Why education revolution is a waste
Philippine Daily Inquirer
First Posted 01:59:00 08/12/2008
Filed Under: Education
I was amused at Eugenia D. Apostol’s idea that social reforms in our prevailing educational system are possible. (Philippine Daily Inquirer, 5/31/08 and 6/7/08) They are not. Consider just two of the numerous recommendations of the Congressional Commission on Education (EdCom) in 1991: replacing English with Filipino or the home language in the teaching of basic education subjects, and the printing of textbooks and other teaching materials also in Filipino immediately. These were never done. That’s why to this day the miseducation—to quote that great nationalist Renato Constantino—of our youth continues.
Incidentally, you’ll find instructive reading the Current Journal of “Education Forum” (October to December 1991). The entire issue of the journal is devoted to the highlights of the EdCom report (“Assessment and Alternatives” by the late Dr. M. C. Doronila) and “A critique of the EdCom report” by Sr.
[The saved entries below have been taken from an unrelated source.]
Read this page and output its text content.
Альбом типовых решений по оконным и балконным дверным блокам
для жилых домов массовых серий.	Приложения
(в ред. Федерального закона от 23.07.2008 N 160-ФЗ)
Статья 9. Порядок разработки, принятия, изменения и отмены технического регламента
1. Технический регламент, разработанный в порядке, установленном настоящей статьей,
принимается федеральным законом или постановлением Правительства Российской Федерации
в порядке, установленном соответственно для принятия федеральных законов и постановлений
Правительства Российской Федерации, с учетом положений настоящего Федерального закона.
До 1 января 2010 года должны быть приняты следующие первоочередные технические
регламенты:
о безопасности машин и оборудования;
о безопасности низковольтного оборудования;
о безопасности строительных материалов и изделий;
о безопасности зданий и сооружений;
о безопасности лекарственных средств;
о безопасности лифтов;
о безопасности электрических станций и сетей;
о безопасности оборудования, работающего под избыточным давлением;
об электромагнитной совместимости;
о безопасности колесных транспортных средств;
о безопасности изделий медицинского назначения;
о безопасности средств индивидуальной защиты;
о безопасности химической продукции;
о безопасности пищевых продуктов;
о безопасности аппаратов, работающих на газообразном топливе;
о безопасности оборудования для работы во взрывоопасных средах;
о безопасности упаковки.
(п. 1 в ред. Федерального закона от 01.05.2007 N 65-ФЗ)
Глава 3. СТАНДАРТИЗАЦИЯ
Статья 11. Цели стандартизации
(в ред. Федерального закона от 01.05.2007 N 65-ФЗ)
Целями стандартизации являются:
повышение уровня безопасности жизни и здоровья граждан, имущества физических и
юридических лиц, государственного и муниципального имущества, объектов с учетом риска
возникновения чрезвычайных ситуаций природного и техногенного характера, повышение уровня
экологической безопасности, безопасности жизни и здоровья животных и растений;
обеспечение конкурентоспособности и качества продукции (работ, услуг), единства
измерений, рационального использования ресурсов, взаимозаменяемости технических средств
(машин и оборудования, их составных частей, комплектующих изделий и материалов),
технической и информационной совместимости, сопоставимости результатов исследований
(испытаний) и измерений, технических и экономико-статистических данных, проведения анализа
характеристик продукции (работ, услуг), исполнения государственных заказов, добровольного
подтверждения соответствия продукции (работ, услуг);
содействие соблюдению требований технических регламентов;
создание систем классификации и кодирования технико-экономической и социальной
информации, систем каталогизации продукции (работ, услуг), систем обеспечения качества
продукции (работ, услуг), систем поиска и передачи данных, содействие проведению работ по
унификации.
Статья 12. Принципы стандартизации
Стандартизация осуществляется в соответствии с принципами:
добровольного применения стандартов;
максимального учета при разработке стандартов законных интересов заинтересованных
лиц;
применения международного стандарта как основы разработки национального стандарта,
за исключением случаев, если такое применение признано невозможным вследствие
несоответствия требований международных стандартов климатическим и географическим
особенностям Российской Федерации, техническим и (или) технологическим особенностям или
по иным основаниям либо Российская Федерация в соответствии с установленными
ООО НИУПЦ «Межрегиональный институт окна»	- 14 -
Marie T. Bravo, SIFC. Her piece included a “General Scheme of a Nationalist Agenda for Philippine Education.” One of the questions she asked was: Education for what and for whom?
My own commentary on the subject of improving education to benefit the Filipinos and the Philippines: Regardless of the number of times we overhaul the present educational system in the Philippines, for as long as the entire country is caught in the claws of an eagle, and we ourselves, the Filipino people, remain indifferent to the quagmire we’re in, there can be no hope we can ever lift ourselves from poverty.